In November 2008 the average value of the Australian dollar was around 65c, by November 2009 it was up to 91c, in February 2011 it was around one dollar and it remains around about 89c or 90c, which I saw on the TV last night. This is an extraordinary sustained period of a very high dollar, and it has played havoc with the manufacturing sector. It is not just the fact that the dollar is so high but the fact that it is so volatile. It has increased some sectors by as much as 30 per cent. Our exporters and producers have been hit very hard, and they are struggling and often unable to compete with the cheaper imports. But, of course, what this government's approach is doing is not to deal with the problem but to stand in the way of a solution by not wanting to work with industry to secure the future.
The Productivity Commission is very big on making the point that particular sectors of the economy, in its view, get far too much support from government. For instance, some ridiculous figures are often cited in regard to what the Productivity Commission regards as the cash transfers in the automotive industry. It claims the figure is $1.1 billion; it includes tariff support in that. But the actual value of the sector is around $21 billion, as I was reminded by an article in The Conversation this morning which draws our attention to these figures. What the government also fails to acknowledge is that there are many sectors that have secure government support. I quote from the article in The Conversation this morning, which refers to the ATO's recent annual report about the value of tax foregone in various industries:
The 2013 report showed the superannuation industry received A$33 billion worth of tax concessions. This tax foregone was made up of the contributions on superannuation which … only taxed at 15%, and concessional tax on capital gains paid by super funds, which is also taxed at 15% … Then there is the $1.5 billion private health insurance rebate; or the $4 billion mining diesel fuel rebate. These are not classified by the Productivity Commission as industry assistance—
which, by any normal measure, you would have to say would be difficult to explain. The simple point I am making here is that governments need to provide support to industry. They make choices all the time. There is no talk in this government about removing any of those other concessions but, when it comes to providing support for industry to be able to modernise, this government says that is corporate welfare.

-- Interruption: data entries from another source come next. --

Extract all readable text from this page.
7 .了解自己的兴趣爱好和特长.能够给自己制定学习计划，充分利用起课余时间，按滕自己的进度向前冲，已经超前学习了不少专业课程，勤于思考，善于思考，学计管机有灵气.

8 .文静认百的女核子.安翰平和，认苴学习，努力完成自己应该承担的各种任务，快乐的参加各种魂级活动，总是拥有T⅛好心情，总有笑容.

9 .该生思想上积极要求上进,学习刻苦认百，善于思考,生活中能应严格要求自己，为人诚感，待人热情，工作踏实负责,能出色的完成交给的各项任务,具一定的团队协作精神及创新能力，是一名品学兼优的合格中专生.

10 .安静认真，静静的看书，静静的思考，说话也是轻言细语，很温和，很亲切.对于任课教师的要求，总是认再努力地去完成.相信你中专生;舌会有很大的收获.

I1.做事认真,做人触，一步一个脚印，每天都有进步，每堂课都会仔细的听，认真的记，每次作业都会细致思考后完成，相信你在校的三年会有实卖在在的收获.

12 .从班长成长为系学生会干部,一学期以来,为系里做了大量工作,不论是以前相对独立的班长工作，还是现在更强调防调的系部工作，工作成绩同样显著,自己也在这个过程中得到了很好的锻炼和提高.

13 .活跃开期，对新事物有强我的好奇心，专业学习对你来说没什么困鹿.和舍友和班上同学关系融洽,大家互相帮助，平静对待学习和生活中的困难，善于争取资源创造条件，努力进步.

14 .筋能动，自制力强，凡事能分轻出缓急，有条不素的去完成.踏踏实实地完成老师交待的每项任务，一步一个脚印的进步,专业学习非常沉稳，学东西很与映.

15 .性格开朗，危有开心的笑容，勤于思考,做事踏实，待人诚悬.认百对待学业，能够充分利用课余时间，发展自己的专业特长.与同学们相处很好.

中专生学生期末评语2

Of course, what the government is in the business of doing in that process is actually standing in the way of innovation. This government is not in the business of assisting innovation. It is not in the business of providing support for science, research and innovation. It has no jobs plan. While it is telling business to compete and modernise on its own, we know that governments around the world provide support to their industries to make the necessary changes to secure prosperity for the future. What we have is a government that says that some industries are more worthy than others. The government will support some industries, but it will not support manufacturing, it will not support industry being able to transform itself and it is even failing to understand how significant the consequences of its own policies are.
What we are seeing today is yet another example of a backward-looking government that wants to betray working people, because it is only through the capacity to secure new investments and new jobs through new technologies that we can ensure that prosperity is spread throughout this country. The alternative is pretty straightforward. There will be winners and losers from this government, but most people will not enjoy the benefits of modernisation. There will be some people who will be forced into less skilled, less secure part-time or casual work, and there will be those who will have no work at all. This is the price that the country will pay for a government that essentially wants to live in the past.